Brexit was voted for as a rejection of globalisation and losing influence to the wider world. It was a symptom of problems that had been ignored by the ruling classes for a prolonged period.

It's complex. It's long term. It's bigger than the politician of the day. Some issues such as the transfer of wealth from middle classes and governments to coporations and individual billionaires need international strategy to addess. Some issues are within the remit of personal responsibility. People acting as local communities to enhance their areas can go a long way. The government/ state can not solve everything.

I could go on but I might take all day Grin

SilenceOfTheTimTams · 08/08/2025 15:15

OAPs are costly. But they did generally contribute through their lives. We now have mumpers and dole bludgers reaching old age and who haven’t paid in.

waitingforpost · 08/08/2025 15:17

It's complex. It's long term. It's bigger than the politician of the day. Some issues such as the transfer of wealth from middle classes and governments to coporations and individual billionaires need international strategy to addess

Agree

EasternStandard · 08/08/2025 15:17

waitingforpost · 08/08/2025 15:09

More that 50% of the benefits bill is spent on pensioners and just Uber 50% of the healthcare bill - they currently make up around 25% of the population. They are the biggest drain.

But we need to be able to acknowledge this without it being seen as an attack on older people.

What are the realistic options for that age group though? What would you want to see happen

bombastix · 08/08/2025 15:17

waitingforpost · 08/08/2025 15:11

A tougher government will do that, I think.

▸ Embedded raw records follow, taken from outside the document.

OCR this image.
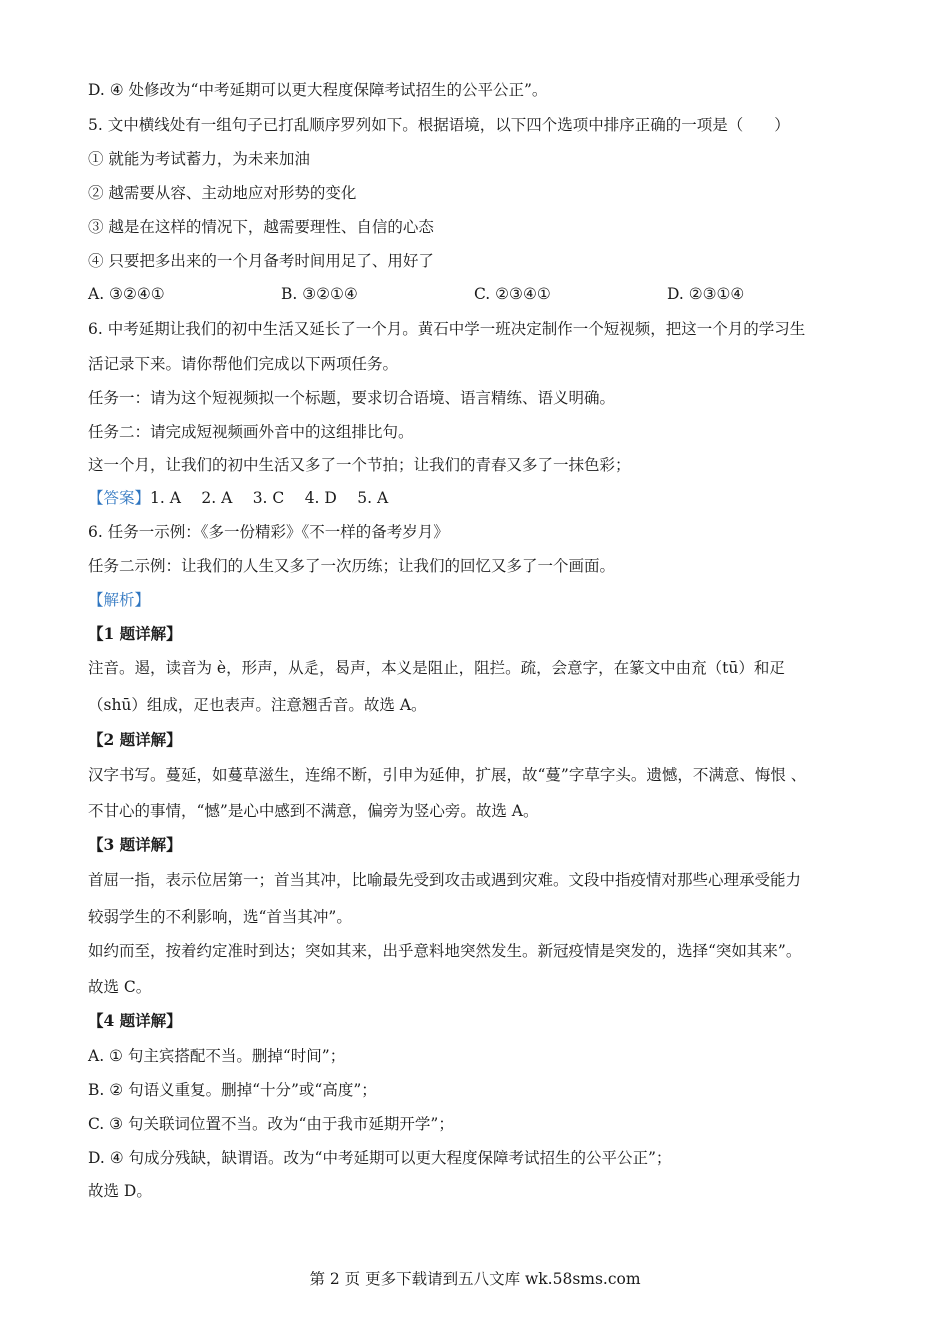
D. ④ 处修改为“中考延期可以更大程度保障考试招生的公平公正”。
5. 文中横线处有一组句子已打乱顺序罗列如下。根据语境，以下四个选项中排序正确的一项是（　　）
① 就能为考试蓄力，为未来加油
② 越需要从容、主动地应对形势的变化
③ 越是在这样的情况下，越需要理性、自信的心态
④ 只要把多出来的一个月备考时间用足了、用好了
A. ③②④①	B. ③②①④	C. ②③④①	D. ②③①④
6. 中考延期让我们的初中生活又延长了一个月。黄石中学一班决定制作一个短视频，把这一个月的学习生
活记录下来。请你帮他们完成以下两项任务。
任务一：请为这个短视频拟一个标题，要求切合语境、语言精练、语义明确。
任务二：请完成短视频画外音中的这组排比句。
这一个月，让我们的初中生活又多了一个节拍；让我们的青春又多了一抹色彩；
【答案】1. A　 2. A　 3. C　 4. D　 5. A
6. 任务一示例：《多一份精彩》《不一样的备考岁月》
任务二示例：让我们的人生又多了一次历练；让我们的回忆又多了一个画面。
【解析】
【1 题详解】
注音。遏，读音为 è，形声，从辵，曷声，本义是阻止，阻拦。疏，会意字，在篆文中由㐬（tū）和疋
（shū）组成，疋也表声。注意翘舌音。故选 A。
【2 题详解】
汉字书写。蔓延，如蔓草滋生，连绵不断，引申为延伸，扩展，故“蔓”字草字头。遗憾，不满意、悔恨 、
不甘心的事情，“憾”是心中感到不满意，偏旁为竖心旁。故选 A。
【3 题详解】
首屈一指，表示位居第一；首当其冲，比喻最先受到攻击或遇到灾难。文段中指疫情对那些心理承受能力
较弱学生的不利影响，选“首当其冲”。
如约而至，按着约定准时到达；突如其来，出乎意料地突然发生。新冠疫情是突发的，选择“突如其来”。
故选 C。
【4 题详解】
A. ① 句主宾搭配不当。删掉“时间”；
B. ② 句语义重复。删掉“十分”或“高度”；
C. ③ 句关联词位置不当。改为“由于我市延期开学”；
D. ④ 句成分残缺，缺谓语。改为“中考延期可以更大程度保障考试招生的公平公正”；
故选 D。
第 2 页 更多下载请到五八文库 wk.58sms.com
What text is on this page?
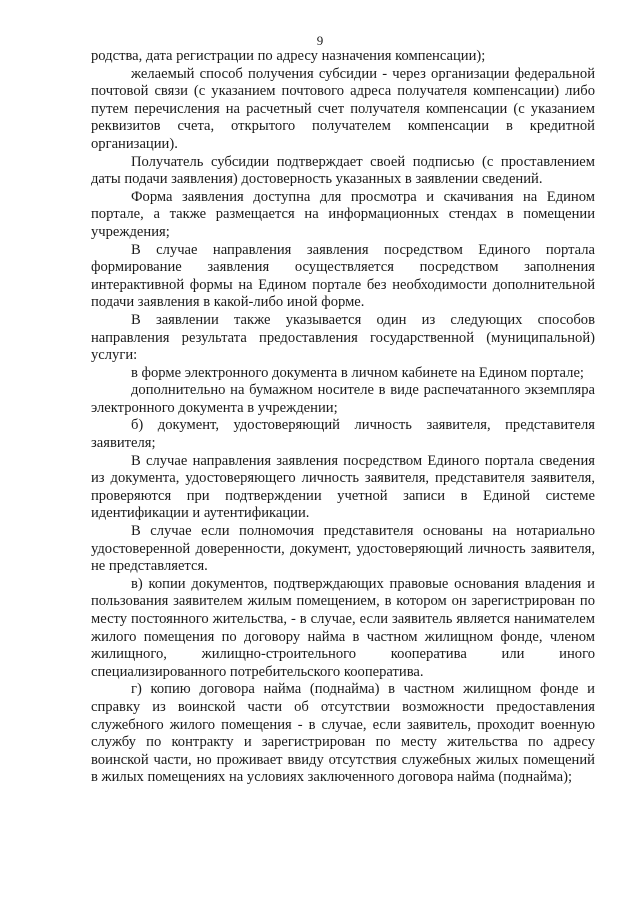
9

родства, дата регистрации по адресу назначения компенсации);

желаемый способ получения субсидии - через организации федеральной почтовой связи (с указанием почтового адреса получателя компенсации) либо путем перечисления на расчетный счет получателя компенсации (с указанием реквизитов счета, открытого получателем компенсации в кредитной организации).

Получатель субсидии подтверждает своей подписью (с проставлением даты подачи заявления) достоверность указанных в заявлении сведений.

Форма заявления доступна для просмотра и скачивания на Едином портале, а также размещается на информационных стендах в помещении учреждения;

В случае направления заявления посредством Единого портала формирование заявления осуществляется посредством заполнения интерактивной формы на Едином портале без необходимости дополнительной подачи заявления в какой-либо иной форме.

В заявлении также указывается один из следующих способов направления результата предоставления государственной (муниципальной) услуги:

в форме электронного документа в личном кабинете на Едином портале;

дополнительно на бумажном носителе в виде распечатанного экземпляра электронного документа в учреждении;

б) документ, удостоверяющий личность заявителя, представителя заявителя;

В случае направления заявления посредством Единого портала сведения из документа, удостоверяющего личность заявителя, представителя заявителя, проверяются при подтверждении учетной записи в Единой системе идентификации и аутентификации.

В случае если полномочия представителя основаны на нотариально удостоверенной доверенности, документ, удостоверяющий личность заявителя, не представляется.

в) копии документов, подтверждающих правовые основания владения и пользования заявителем жилым помещением, в котором он зарегистрирован по месту постоянного жительства, - в случае, если заявитель является нанимателем жилого помещения по договору найма в частном жилищном фонде, членом жилищного, жилищно-строительного кооператива или иного специализированного потребительского кооператива.

г) копию договора найма (поднайма) в частном жилищном фонде и справку из воинской части об отсутствии возможности предоставления служебного жилого помещения - в случае, если заявитель, проходит военную службу по контракту и зарегистрирован по месту жительства по адресу воинской части, но проживает ввиду отсутствия служебных жилых помещений в жилых помещениях на условиях заключенного договора найма (поднайма);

but who will vote for them?

Obviously the tougher government will lie through its teeth and say things like; you need a different system of healthcare, migrants shouldn’t get benefits etc to get elected. They will present themselves as radicals.

Pensioners are quite wealthy in many cases. They have capital tied up their homes. Business would like it. Cutting welfare benefits is one was to force that money out of property and into circulation. If you privatize in effect the needs of the elderly that money will be released. In an ageing society this seems inevitable because that’s, rather grimly, the growth area.